As we left the building the warriors joined Pacere who warned us sternly to stay together. We heard drums and singing and as we emerged from the compound suddenly we were a procession headed for a ritual greeting by the elders of the village. We were seated on either side of Pacere and went through welcoming formalities. Then food was served as men and women danced and sang in separate groups. As some of us began to move towards the cars the whole village began to dance us to the cars. It was beautiful hospitality and not so much a museum as a shared experience of the spirituality of this person and this village.

Swamiji had long hoped to make a pilgrimage to the great Islamic center of learning at Timbuktu, a UNESCO World Heritage Site. The unfortunate resurgence of a Tuareg insurgency affiliated with al Qaeda in Mali made that visit impossible. It would only have been an occasion for trauma and sorrow given the widespread destructions of Sufi sites and manuscript libraries there.
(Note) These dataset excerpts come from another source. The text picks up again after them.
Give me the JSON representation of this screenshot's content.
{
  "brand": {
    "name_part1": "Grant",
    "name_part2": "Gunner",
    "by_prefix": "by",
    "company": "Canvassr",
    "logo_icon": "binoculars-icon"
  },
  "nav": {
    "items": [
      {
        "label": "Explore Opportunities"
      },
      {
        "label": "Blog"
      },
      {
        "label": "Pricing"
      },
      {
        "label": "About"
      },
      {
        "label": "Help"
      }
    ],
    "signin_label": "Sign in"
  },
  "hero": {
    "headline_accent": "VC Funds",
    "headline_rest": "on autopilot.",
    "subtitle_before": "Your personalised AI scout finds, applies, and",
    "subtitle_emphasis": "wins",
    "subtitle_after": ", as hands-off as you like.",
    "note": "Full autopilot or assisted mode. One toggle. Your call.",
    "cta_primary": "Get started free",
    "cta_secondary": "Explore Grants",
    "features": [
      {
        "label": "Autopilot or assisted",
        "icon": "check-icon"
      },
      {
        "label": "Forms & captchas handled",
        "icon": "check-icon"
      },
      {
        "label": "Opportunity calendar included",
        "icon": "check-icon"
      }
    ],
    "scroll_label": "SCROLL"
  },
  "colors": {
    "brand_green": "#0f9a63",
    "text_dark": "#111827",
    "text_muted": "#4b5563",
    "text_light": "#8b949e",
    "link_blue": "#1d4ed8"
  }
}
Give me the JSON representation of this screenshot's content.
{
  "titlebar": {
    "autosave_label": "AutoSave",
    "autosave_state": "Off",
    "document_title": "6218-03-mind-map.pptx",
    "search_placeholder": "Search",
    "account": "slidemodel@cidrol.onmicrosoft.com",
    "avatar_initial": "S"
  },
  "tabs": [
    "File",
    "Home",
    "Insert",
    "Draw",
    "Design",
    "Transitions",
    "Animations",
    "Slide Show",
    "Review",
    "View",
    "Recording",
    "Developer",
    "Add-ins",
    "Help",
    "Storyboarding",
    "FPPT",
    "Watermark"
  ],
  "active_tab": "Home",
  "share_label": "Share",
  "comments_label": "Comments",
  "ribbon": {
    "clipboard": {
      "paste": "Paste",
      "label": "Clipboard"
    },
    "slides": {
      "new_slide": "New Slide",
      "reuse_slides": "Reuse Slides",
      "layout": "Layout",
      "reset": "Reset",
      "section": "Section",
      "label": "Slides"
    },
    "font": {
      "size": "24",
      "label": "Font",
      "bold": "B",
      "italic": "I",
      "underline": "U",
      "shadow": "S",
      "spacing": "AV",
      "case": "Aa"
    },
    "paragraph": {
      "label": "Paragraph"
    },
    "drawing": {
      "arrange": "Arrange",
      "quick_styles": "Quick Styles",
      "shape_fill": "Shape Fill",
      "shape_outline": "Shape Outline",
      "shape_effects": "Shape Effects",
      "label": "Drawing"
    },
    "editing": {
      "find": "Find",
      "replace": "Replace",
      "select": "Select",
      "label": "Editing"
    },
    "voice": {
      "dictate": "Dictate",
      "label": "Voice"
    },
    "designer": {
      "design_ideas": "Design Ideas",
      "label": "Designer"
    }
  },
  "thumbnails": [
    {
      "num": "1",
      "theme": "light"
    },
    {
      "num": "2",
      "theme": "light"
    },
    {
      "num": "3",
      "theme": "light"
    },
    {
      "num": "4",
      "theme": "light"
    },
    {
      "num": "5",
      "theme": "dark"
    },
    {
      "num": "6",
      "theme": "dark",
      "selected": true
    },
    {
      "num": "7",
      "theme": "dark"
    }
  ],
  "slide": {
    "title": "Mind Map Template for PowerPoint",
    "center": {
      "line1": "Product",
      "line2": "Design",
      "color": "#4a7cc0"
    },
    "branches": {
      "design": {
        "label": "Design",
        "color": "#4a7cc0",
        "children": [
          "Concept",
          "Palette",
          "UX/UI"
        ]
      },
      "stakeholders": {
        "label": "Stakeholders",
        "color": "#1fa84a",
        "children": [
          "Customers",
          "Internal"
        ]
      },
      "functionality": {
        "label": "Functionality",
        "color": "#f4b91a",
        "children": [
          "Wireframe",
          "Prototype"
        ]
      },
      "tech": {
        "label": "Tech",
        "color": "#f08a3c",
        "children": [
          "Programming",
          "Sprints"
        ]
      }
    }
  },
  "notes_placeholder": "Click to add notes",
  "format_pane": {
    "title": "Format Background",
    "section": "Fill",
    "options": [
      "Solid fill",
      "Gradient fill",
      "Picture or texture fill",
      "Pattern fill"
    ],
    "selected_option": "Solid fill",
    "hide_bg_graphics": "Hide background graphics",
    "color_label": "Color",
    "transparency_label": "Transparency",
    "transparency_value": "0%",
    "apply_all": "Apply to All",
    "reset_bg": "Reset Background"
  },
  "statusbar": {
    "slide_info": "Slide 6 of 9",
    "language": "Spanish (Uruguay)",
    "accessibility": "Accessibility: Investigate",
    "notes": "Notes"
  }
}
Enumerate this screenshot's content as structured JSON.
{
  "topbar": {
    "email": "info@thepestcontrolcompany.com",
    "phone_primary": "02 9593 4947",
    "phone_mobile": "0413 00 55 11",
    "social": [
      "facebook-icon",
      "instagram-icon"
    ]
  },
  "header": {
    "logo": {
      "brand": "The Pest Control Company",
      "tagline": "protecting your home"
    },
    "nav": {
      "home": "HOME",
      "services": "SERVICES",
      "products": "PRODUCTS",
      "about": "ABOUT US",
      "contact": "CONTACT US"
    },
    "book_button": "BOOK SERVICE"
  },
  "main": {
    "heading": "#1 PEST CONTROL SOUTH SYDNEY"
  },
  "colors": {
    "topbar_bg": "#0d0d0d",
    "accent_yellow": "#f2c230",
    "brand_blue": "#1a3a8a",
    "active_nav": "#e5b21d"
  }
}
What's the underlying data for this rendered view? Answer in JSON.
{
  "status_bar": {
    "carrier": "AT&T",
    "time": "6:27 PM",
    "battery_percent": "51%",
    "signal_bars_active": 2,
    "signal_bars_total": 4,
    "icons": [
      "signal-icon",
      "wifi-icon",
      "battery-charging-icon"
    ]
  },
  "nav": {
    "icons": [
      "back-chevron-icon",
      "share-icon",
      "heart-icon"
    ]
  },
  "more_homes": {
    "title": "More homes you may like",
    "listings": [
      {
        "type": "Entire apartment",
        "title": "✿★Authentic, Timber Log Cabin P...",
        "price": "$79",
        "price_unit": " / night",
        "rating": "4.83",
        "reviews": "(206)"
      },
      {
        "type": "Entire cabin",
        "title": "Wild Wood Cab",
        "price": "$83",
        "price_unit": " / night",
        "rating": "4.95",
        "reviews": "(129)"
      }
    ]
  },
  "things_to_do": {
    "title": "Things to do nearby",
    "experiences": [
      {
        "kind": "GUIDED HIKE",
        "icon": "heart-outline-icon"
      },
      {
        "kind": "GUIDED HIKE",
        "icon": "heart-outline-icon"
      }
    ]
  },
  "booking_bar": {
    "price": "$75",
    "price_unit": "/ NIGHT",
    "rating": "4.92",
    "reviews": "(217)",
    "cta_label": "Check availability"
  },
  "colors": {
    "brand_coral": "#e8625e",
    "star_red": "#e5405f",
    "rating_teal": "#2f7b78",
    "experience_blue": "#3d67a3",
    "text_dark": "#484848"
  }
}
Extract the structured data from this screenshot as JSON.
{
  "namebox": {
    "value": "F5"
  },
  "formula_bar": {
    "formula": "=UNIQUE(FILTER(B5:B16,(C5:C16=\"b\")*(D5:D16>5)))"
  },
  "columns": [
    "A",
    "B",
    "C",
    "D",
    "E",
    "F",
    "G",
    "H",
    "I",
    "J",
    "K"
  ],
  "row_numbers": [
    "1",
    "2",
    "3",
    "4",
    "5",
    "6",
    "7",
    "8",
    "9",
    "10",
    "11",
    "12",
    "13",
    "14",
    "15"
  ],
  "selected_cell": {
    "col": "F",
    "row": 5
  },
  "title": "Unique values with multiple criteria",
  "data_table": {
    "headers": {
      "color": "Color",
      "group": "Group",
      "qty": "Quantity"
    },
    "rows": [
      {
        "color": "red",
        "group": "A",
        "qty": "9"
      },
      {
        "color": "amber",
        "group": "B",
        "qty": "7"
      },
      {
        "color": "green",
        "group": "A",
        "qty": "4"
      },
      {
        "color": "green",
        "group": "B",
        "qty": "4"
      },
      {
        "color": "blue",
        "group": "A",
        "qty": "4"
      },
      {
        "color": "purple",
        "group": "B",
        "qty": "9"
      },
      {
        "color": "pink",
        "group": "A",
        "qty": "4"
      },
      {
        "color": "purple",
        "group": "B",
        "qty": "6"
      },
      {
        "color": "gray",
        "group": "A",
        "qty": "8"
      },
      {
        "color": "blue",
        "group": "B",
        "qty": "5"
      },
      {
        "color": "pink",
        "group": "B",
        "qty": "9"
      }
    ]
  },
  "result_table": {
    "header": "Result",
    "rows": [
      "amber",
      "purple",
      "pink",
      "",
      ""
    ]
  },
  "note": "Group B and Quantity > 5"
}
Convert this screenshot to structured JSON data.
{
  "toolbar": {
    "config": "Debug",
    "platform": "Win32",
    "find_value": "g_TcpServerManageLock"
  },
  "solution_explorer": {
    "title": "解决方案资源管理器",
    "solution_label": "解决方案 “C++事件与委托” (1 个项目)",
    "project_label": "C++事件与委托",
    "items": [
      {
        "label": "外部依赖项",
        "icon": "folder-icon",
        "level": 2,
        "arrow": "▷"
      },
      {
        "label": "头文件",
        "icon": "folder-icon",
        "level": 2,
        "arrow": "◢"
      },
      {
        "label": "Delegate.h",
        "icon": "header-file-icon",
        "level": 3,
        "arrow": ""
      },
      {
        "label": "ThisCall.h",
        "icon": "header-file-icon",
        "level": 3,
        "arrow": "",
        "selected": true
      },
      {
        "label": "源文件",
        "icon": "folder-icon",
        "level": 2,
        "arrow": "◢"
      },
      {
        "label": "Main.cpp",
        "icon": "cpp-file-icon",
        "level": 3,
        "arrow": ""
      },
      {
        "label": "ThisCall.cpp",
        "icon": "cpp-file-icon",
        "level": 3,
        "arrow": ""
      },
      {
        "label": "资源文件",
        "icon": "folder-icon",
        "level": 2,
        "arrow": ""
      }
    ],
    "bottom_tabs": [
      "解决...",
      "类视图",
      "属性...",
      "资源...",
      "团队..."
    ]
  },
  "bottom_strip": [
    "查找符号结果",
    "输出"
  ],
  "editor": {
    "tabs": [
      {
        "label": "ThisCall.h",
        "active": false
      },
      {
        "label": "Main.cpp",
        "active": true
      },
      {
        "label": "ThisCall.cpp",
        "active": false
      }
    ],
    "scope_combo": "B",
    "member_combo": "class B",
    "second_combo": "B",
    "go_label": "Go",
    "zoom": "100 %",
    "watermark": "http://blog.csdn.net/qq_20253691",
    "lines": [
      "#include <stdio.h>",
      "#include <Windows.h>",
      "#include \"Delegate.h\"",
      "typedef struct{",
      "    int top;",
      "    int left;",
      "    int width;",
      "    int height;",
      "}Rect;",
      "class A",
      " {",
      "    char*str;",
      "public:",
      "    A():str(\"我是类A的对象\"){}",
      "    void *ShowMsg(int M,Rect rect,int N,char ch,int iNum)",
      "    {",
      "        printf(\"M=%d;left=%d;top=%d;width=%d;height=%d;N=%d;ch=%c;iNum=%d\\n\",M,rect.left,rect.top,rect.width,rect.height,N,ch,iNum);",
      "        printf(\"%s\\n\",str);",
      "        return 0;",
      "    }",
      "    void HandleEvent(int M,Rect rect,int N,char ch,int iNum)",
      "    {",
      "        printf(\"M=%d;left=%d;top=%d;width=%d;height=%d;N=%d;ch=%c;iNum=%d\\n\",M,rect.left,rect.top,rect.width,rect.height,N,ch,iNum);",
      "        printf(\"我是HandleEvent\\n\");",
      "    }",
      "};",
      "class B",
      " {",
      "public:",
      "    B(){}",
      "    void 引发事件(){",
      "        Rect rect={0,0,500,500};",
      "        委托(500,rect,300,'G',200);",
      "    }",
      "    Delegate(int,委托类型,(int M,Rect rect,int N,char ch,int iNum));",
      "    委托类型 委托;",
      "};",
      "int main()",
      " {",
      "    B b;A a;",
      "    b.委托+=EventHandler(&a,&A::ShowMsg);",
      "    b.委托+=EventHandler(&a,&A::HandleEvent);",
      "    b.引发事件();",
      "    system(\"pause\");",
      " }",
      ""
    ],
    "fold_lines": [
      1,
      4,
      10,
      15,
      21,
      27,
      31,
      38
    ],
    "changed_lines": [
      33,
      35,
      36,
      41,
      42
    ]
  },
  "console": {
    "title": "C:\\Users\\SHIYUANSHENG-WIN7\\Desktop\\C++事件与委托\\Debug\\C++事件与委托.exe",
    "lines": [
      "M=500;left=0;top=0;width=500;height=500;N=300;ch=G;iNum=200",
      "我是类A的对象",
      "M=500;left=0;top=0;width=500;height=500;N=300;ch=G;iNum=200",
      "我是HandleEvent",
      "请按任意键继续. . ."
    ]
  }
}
These libraries contained some of the oldest Islamic manuscripts anywhere and their loss is an inestimable tragedy for the world at large. Idriss was convinced that the troubles will be resolved within a year’s time. Swamiji was also unable to renew his acquaintance with the leaders of Voudou in Benin as all of our connections with that world had passed from their bodies since his last visit in 2001.

We send warm smiles full of heartfelt gratitude to Anna and Mamdou who worked day and night to make sure that things were comfortable and arrangements were made (and that everything worked as it should); to Aisha for her exceedingly gracious hospitality (including finding a cook for Swamiji who had been trained by an Indian family and whose cooking was, by Tejas’ and Ashu’s own admissions, better than any they had tasted for some time); Idriss who planned the scope of this tour and seminar and did his best to direct its progress from the seat of his duties as ambassador to India in Delhi; Maxime for his quiet helpfulness at every turn and for keeping the teaching of yoga going in Benin; and all our friends in Burkina who made us feel so deeply welcome and at home.